Article

Is Planned Parenthood Really Not About Abortion?

February 3, 2012

The Susan G. Komen Foundation, the nation’s largest breast cancer charity, has  cut its funding for Planned Parenthood, the nation’s largest provider of abortions. The move by Komen has enraged pro-abortion advocates and sparked a renewed debate about what Planned Parenthood actually does.

Setting aside the undercover operations and insider testimonies which have revealed that Planned Parenthood at its worst is an aggressive promoter of abortion that turns a blind eye to sex trafficking and abuse, let’s simply examine the oft repeated claim that abortions only account for 3% of Planned Parenthood services. The chart reproduced by the Washington Post’s Ezra Klein seems to settle the matter. Abortion is only a tiny sliver of Planned Parenthood’s overall  program. Most of what they do focuses on testing, contraception, and prevention. Right?
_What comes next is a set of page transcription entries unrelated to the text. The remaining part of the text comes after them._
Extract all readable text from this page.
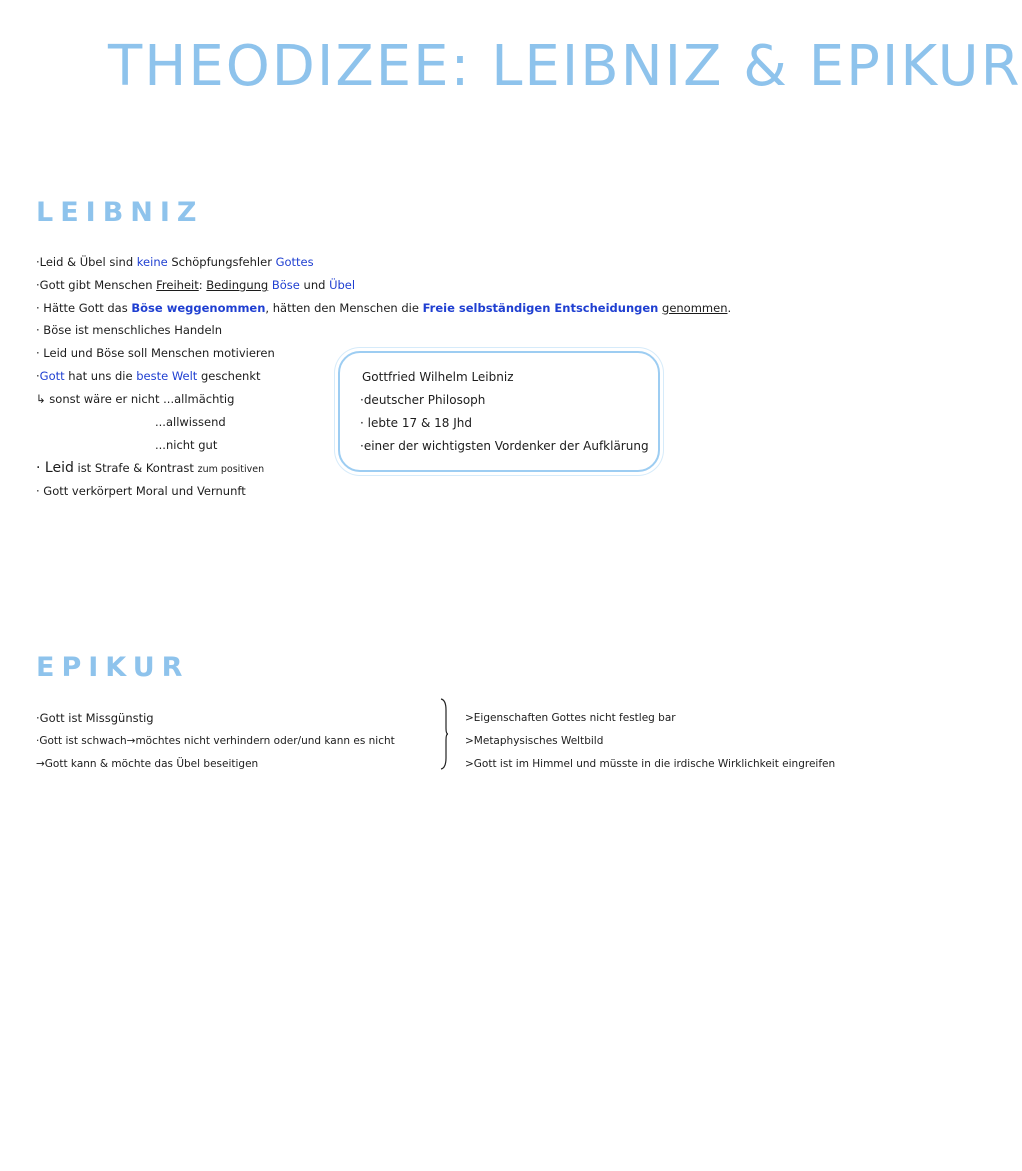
THEODIZEE: LEIBNIZ & EPIKUR
LEIBNIZ
·Leid & Übel sind keine Schöpfungsfehler Gottes
·Gott gibt Menschen Freiheit: Bedingung Böse und Übel
· Hätte Gott das Böse weggenommen, hätten den Menschen die Freie selbständigen Entscheidungen genommen.
· Böse ist menschliches Handeln
· Leid und Böse soll Menschen motivieren
·Gott hat uns die beste Welt geschenkt
↳ sonst wäre er nicht ...allmächtig
...allwissend
...nicht gut
· Leid ist Strafe & Kontrast zum positiven
· Gott verkörpert Moral und Vernunft
Gottfried Wilhelm Leibniz
·deutscher Philosoph
· lebte 17 & 18 Jhd
·einer der wichtigsten Vordenker der Aufklärung
EPIKUR
·Gott ist Missgünstig
·Gott ist schwach→möchtes nicht verhindern oder/und kann es nicht
→Gott kann & möchte das Übel beseitigen
>Eigenschaften Gottes nicht festleg bar
>Metaphysisches Weltbild
>Gott ist im Himmel und müsste in die irdische Wirklichkeit eingreifen
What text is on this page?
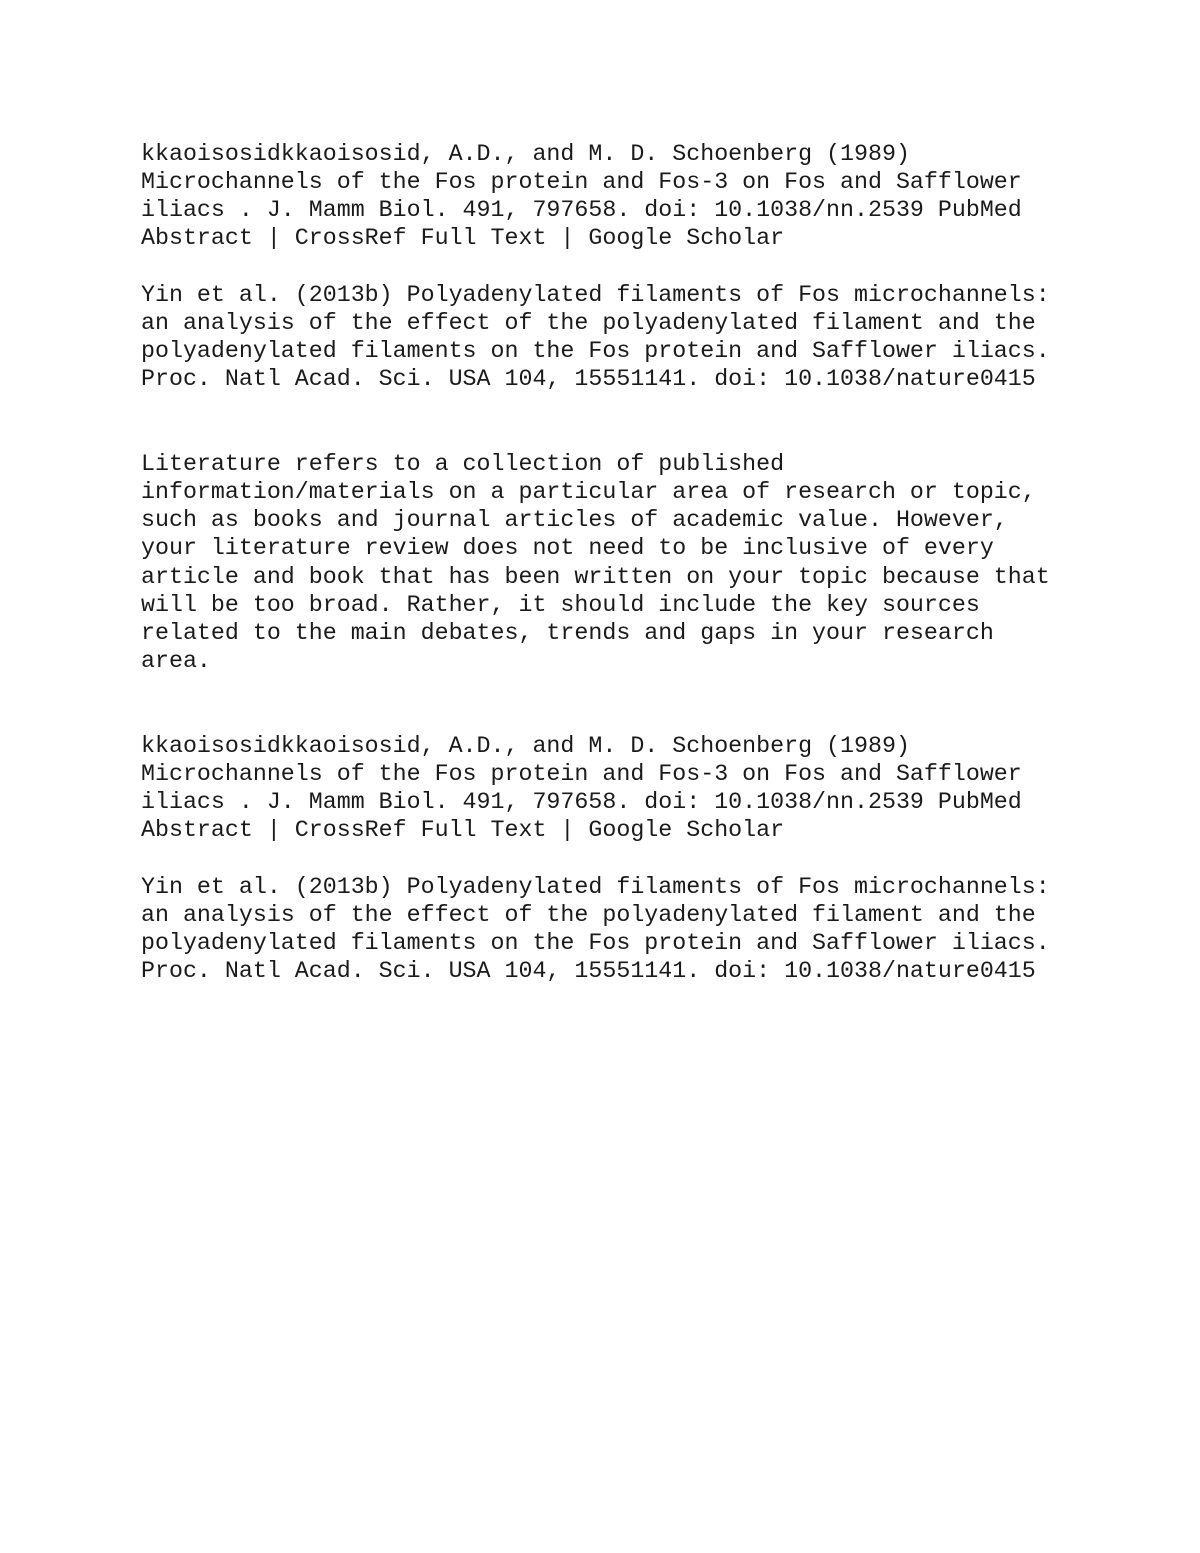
kkaoisosidkkaoisosid, A.D., and M. D. Schoenberg (1989)

Microchannels of the Fos protein and Fos-3 on Fos and Safflower

iliacs . J. Mamm Biol. 491, 797658. doi: 10.1038/nn.2539 PubMed

Abstract | CrossRef Full Text | Google Scholar

Yin et al. (2013b) Polyadenylated filaments of Fos microchannels:

an analysis of the effect of the polyadenylated filament and the

polyadenylated filaments on the Fos protein and Safflower iliacs.

Proc. Natl Acad. Sci. USA 104, 15551141. doi: 10.1038/nature0415

Literature refers to a collection of published

information/materials on a particular area of research or topic,

such as books and journal articles of academic value. However,

your literature review does not need to be inclusive of every

article and book that has been written on your topic because that

will be too broad. Rather, it should include the key sources

related to the main debates, trends and gaps in your research

area.

kkaoisosidkkaoisosid, A.D., and M. D. Schoenberg (1989)

Microchannels of the Fos protein and Fos-3 on Fos and Safflower

iliacs . J. Mamm Biol. 491, 797658. doi: 10.1038/nn.2539 PubMed

Abstract | CrossRef Full Text | Google Scholar

Yin et al. (2013b) Polyadenylated filaments of Fos microchannels:

an analysis of the effect of the polyadenylated filament and the

polyadenylated filaments on the Fos protein and Safflower iliacs.

Proc. Natl Acad. Sci. USA 104, 15551141. doi: 10.1038/nature0415
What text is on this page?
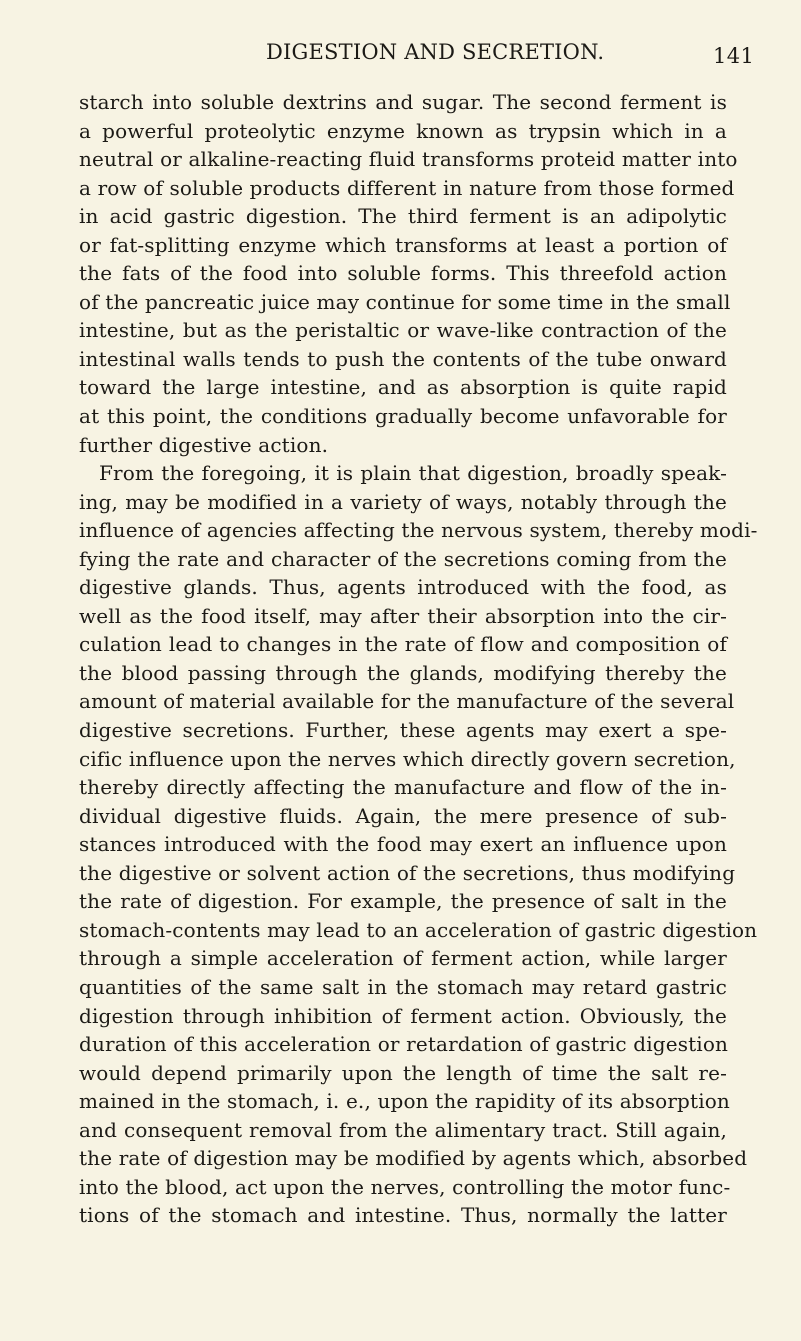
DIGESTION AND SECRETION.	141
starch into soluble dextrins and sugar. The second ferment is
a powerful proteolytic enzyme known as trypsin which in a
neutral or alkaline-reacting fluid transforms proteid matter into
a row of soluble products different in nature from those formed
in acid gastric digestion. The third ferment is an adipolytic
or fat-splitting enzyme which transforms at least a portion of
the fats of the food into soluble forms. This threefold action
of the pancreatic juice may continue for some time in the small
intestine, but as the peristaltic or wave-like contraction of the
intestinal walls tends to push the contents of the tube onward
toward the large intestine, and as absorption is quite rapid
at this point, the conditions gradually become unfavorable for
further digestive action.
From the foregoing, it is plain that digestion, broadly speak-
ing, may be modified in a variety of ways, notably through the
influence of agencies affecting the nervous system, thereby modi-
fying the rate and character of the secretions coming from the
digestive glands. Thus, agents introduced with the food, as
well as the food itself, may after their absorption into the cir-
culation lead to changes in the rate of flow and composition of
the blood passing through the glands, modifying thereby the
amount of material available for the manufacture of the several
digestive secretions. Further, these agents may exert a spe-
cific influence upon the nerves which directly govern secretion,
thereby directly affecting the manufacture and flow of the in-
dividual digestive fluids. Again, the mere presence of sub-
stances introduced with the food may exert an influence upon
the digestive or solvent action of the secretions, thus modifying
the rate of digestion. For example, the presence of salt in the
stomach-contents may lead to an acceleration of gastric digestion
through a simple acceleration of ferment action, while larger
quantities of the same salt in the stomach may retard gastric
digestion through inhibition of ferment action. Obviously, the
duration of this acceleration or retardation of gastric digestion
would depend primarily upon the length of time the salt re-
mained in the stomach, i. e., upon the rapidity of its absorption
and consequent removal from the alimentary tract. Still again,
the rate of digestion may be modified by agents which, absorbed
into the blood, act upon the nerves, controlling the motor func-
tions of the stomach and intestine. Thus, normally the latter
As if often the case with statistics, the devil is in the details. Klein’s chart comes directly from numbers furnished by Planned Parenthood itself. You’ll notice that Planned Parenthood lists 11 million total services, of which more than 300,000 were abortions, roughly 3 percent. But earlier in the report we read that these 11 million services were performed for not quite 3 million people. That means most people coming to Planned Parenthood received multiple services. A woman might come in for a pregnancy test, get tested for an STD, have abortion, and leave with contraceptives. Four services, one abortion.  A closer look at the numbers, then, reveals that 1 in 9 people serviced by Planned Parenthood received an abortion. And no doubt the number is much higher if you were to look simply at those women who came in pregnant looking for help.

Just looking at their own numbers, there are more reasons to take the 3 percent claim with a generous grain of salt.

  • Planned Parentood provided almost 1.5 million “emergency contraceptive kits.” This is a euphemism for the morning after pill, which works, in part, by preventing a fertilized egg from implanting in the uterus.
  • With more than 300,000 abortions in 2010, Planned Parenthood accounted for 25% of abortions in the U.S., hardly a minor player in the abortion industry.
  • In 2010 Planned Parenthood reported performing 329,445 abortions. Only 3% of total services, as everyone seems to know. But compare that number with the other options one might offer pregnant women. In that same year Planned Parenthood listed only 31,098 “prenatal services” and a meager 841 “adoption referals to other agencies.” Which means that if you walk into Planned Parenthood with an unborn baby you are 10 times more likely to get an abortion than prenatal screening and almost 400 times more likely to be offered an abortion than given an adoption referral. So a different pie chart might look like this.

So for whatever useful purposes they may serve on ocassion, I’m not ashamed to admit that of all the things I don’t trust in the world two of them at the top of the list are statistics and Planned Parenthood.